Panel Paper:
Automated Census Record Linking: A Machine Learning Approach
Thursday, November 2, 2017
Dusable (Hyatt Regency Chicago)
*Names in bold indicate Presenter
In this paper, I detail a machine learning approach to record linkage to construct longitudinal historical samples. Newly digitized complete historical census records have brought big data to economic history. Linking individuals over time and between databases has opened up avenues for research into intergenerational mobility, the long-run effects of early life conditions, assimilation, discrimination, and the returns to education. To take advantage of these new research opportunities, scholars need to be able to accurately and efficiently match historical records and produce an unbiased dataset of links for analysis. The procedure I propose applies insights from machine learning classification and text comparison to record linkage of historical data.

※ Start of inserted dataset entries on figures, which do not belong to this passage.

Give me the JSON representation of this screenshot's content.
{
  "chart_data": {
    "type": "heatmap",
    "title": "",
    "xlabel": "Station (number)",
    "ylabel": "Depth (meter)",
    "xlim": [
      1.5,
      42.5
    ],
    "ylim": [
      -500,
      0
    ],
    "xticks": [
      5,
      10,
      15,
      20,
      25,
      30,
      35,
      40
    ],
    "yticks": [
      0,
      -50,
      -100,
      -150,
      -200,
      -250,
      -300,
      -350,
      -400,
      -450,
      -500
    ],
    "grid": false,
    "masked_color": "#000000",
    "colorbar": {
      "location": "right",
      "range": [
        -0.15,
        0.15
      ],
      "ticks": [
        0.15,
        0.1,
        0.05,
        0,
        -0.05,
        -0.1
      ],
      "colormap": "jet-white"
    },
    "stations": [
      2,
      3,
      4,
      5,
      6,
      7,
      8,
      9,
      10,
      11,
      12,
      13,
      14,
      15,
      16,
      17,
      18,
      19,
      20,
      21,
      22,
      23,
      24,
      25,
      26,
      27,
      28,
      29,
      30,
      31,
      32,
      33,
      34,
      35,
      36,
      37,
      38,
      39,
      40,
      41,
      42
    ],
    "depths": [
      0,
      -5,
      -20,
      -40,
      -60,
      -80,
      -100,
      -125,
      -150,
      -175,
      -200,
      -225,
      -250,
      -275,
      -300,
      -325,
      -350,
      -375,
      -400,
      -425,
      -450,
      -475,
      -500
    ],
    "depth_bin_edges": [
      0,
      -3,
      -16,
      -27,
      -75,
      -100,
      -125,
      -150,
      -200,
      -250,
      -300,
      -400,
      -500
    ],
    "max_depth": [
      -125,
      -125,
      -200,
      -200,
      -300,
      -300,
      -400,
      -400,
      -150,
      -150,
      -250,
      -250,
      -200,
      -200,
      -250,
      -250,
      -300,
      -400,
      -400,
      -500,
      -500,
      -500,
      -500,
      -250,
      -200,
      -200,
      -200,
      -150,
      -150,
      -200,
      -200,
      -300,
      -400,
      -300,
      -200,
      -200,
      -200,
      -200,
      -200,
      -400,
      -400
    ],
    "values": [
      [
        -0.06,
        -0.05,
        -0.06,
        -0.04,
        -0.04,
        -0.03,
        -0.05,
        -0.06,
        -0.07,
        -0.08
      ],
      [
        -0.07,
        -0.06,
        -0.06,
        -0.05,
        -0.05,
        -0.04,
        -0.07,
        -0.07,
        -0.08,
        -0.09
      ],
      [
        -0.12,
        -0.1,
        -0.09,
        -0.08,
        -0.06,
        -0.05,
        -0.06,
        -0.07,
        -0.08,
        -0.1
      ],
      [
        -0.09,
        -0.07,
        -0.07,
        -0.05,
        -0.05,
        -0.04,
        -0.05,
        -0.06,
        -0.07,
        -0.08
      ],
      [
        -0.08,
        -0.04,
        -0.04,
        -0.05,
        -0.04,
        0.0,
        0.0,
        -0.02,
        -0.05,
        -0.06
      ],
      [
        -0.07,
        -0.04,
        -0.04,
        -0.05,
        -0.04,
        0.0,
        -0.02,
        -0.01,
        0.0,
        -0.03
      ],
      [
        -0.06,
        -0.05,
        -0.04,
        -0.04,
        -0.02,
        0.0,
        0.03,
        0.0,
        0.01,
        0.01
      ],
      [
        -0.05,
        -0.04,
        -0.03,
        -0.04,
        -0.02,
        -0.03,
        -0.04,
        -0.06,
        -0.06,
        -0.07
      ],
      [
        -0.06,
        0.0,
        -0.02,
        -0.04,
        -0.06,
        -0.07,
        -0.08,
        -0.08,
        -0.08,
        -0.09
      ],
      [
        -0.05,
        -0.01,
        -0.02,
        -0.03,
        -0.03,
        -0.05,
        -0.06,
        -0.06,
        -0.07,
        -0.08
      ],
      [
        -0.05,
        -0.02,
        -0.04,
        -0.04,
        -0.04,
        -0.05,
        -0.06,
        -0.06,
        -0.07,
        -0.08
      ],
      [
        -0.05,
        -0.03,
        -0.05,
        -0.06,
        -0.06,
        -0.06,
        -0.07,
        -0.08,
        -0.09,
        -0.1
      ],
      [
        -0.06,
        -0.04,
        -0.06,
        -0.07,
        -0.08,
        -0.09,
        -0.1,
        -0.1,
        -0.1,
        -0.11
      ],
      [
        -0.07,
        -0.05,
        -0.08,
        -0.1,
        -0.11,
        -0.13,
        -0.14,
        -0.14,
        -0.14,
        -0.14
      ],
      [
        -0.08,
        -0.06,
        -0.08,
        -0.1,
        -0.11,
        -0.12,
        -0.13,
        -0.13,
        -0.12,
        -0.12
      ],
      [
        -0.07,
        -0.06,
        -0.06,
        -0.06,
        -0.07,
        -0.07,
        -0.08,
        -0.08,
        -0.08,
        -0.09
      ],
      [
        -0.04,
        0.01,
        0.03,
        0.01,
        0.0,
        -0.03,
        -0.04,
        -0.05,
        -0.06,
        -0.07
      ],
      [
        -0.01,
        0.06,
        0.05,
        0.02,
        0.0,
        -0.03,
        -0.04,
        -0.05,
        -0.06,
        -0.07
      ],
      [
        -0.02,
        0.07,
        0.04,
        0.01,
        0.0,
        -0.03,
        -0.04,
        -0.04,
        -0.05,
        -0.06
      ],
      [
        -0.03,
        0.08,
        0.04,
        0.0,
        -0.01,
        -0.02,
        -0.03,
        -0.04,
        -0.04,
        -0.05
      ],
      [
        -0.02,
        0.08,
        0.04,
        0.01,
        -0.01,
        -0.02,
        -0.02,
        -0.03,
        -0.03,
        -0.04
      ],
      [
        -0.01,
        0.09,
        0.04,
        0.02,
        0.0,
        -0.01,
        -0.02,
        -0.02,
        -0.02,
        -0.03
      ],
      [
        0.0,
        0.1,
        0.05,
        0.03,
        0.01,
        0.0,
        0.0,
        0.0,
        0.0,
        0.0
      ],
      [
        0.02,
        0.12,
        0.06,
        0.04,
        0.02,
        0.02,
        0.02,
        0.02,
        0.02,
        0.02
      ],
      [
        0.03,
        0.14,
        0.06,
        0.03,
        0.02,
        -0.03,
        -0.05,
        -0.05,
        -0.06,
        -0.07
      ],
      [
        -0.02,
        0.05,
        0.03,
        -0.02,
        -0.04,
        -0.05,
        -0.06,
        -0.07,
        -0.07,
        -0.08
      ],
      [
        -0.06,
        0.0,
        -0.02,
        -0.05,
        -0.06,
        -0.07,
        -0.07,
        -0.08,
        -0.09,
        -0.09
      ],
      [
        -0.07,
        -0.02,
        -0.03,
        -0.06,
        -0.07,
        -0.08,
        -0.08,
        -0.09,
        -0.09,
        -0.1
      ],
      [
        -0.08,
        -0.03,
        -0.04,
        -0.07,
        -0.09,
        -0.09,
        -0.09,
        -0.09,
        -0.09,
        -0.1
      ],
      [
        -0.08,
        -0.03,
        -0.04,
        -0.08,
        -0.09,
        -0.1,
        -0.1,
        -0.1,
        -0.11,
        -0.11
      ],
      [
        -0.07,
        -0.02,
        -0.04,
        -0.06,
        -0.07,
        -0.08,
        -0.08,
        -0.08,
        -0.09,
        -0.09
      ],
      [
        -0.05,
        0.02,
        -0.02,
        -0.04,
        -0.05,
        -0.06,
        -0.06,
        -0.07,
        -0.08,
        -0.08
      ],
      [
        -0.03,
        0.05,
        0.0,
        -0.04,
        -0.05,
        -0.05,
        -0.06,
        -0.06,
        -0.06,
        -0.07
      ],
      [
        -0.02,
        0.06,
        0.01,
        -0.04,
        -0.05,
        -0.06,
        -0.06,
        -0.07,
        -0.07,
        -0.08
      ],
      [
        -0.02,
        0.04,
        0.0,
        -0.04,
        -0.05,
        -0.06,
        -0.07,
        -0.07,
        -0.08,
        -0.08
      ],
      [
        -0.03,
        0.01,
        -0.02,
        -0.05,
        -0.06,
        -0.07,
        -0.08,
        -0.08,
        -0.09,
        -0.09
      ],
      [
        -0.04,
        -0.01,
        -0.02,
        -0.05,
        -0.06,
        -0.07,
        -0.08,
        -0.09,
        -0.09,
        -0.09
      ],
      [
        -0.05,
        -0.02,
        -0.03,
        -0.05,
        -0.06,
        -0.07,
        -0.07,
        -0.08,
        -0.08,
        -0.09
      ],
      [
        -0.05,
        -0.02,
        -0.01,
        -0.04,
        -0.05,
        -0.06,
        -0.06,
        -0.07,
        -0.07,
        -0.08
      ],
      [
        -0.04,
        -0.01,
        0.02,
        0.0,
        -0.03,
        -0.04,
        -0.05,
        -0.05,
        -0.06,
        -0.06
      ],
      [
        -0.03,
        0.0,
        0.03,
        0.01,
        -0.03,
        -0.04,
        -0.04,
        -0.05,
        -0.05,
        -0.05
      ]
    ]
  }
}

Linking historical data---without unique identification numbers---is difficult and imprecise, relying on demographic information like name, age, and place of birth. However, these variables may be mismeasured, including transcription errors, spelling mistakes, name changes, or name shortening. Manual linking by a trained researcher yields accurate and comprehensive matches, but at the cost of time and replicability. Prior algorithmic approaches have been developed in the historical literature, but their rigid rules are often quite inefficient---many records go unmatched---and inaccurate in the face of messy historical data. My technique uses supervised learning to train an algorithm to replicate the process of manually matching individual records across sources. I am thus able to increase the speed, accuracy, and consistency of creating historical linked samples.
I detail the specifics of the linking method in the paper but give a brief overview here. I begin by cross matching two census-like datasets and extracting a wide subset of possible matches for each record. I then build a training dataset on a small share of these possible links, manually identifying whether a given record pair is a link or not. This is the data used to tune the matching algorithm. For every record pair, I generate a large set of features---string distance in first and last name, difference in year of birth, Soundex indicators, agreement on middle initial, total possible matches for a given record, etc. When a researcher is making matches manually, each of these features has some weight: differences in last name are penalized more than differences in first names or string differences early in names are penalized more than string differences at the end of names. However, these weights are only implicit, and a researcher might struggle to write them down. The algorithm, observing the features and the match or not-match outcome, attempts to minimize both false positives and false negatives and estimates the weights explicitly, learning the rules used by a well-trained and consistent researcher.